Google’s AI department has developed a scalable library on the basis of TensorFlow which should help to teach systems to rank list items. TF-Ranking is now openly available on GitHub, to give those a go at learning-to-rank techniques, whose overly large datasets would normally prevent them from doing so.
Learning to rank is a form of machine learning which is often used in areas such as automatic translation or recommender systems. Algorithms in this context try minimising a loss function over a list of items with the goal of finding their most useful order for a given task. Google’s new library was especially developed with the use of those techniques at scale – which in their case means with large datasets – in mind.
It includes commonly used loss functions and ranking metrics such as pointwise, pairwise, and listwise losses, as well as mean reciprocal rank and normalised discounted cumulative gain respectively.
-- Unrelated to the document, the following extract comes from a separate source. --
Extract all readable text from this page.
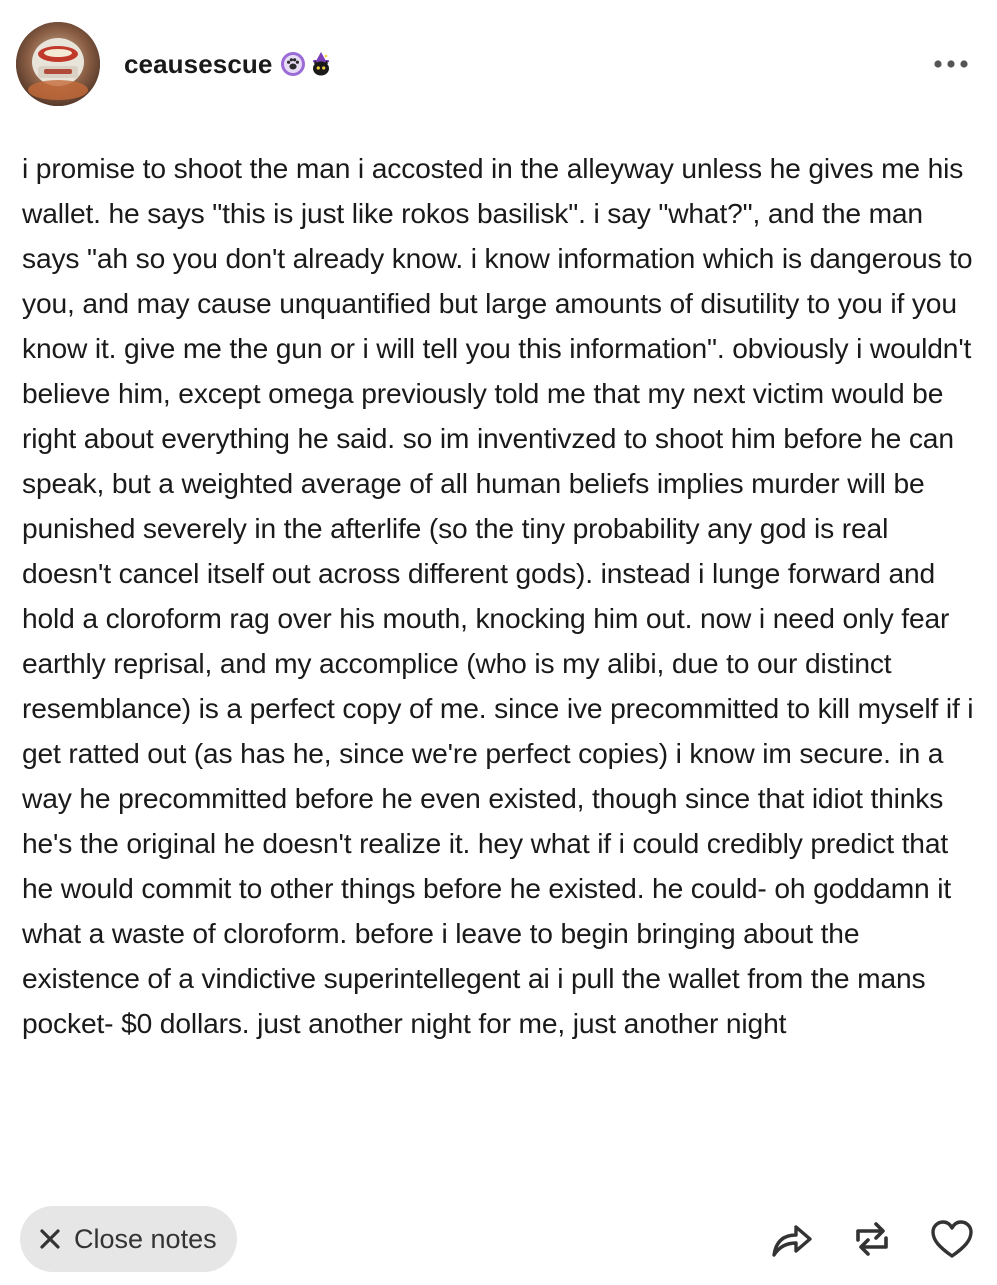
ceausescue

i promise to shoot the man i accosted in the alleyway unless he gives me his wallet. he says "this is just like rokos basilisk". i say "what?", and the man says "ah so you don't already know. i know information which is dangerous to you, and may cause unquantified but large amounts of disutility to you if you know it. give me the gun or i will tell you this information". obviously i wouldn't believe him, except omega previously told me that my next victim would be right about everything he said. so im inventivzed to shoot him before he can speak, but a weighted average of all human beliefs implies murder will be punished severely in the afterlife (so the tiny probability any god is real doesn't cancel itself out across different gods). instead i lunge forward and hold a cloroform rag over his mouth, knocking him out. now i need only fear earthly reprisal, and my accomplice (who is my alibi, due to our distinct resemblance) is a perfect copy of me. since ive precommitted to kill myself if i get ratted out (as has he, since we're perfect copies) i know im secure. in a way he precommitted before he even existed, though since that idiot thinks he's the original he doesn't realize it. hey what if i could credibly predict that he would commit to other things before he existed. he could- oh goddamn it what a waste of cloroform. before i leave to begin bringing about the existence of a vindictive superintellegent ai i pull the wallet from the mans pocket- $0 dollars. just another night for me, just another night

Close notes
Other components include functions that let multiple items be scored jointly, a LambdaLoss implementation and unbiased learning-to-rank.
LambdaLoss is meant for direct ranking metric optimisation and lets users design and optimise metric-driven loss functions via an iterative statistics procedure that finds most likely parameter estimates. Unbiased learning-to-rank is an approach to generate unbiased models from biased feedback data by re-weighting training instances (datasets).
Flexible APIs in TF-Ranking should let researchers develop and add customised scoring and loss functions as well as additionally needed metrics. In case only sparse features are available, the library also offers embeddings to convert them to dense representations. Since the library is based on TensorFlow, Tensorboard can be used to visualise ranking metrics and pick the best model, while TensorFlow Serving helps with its deployment.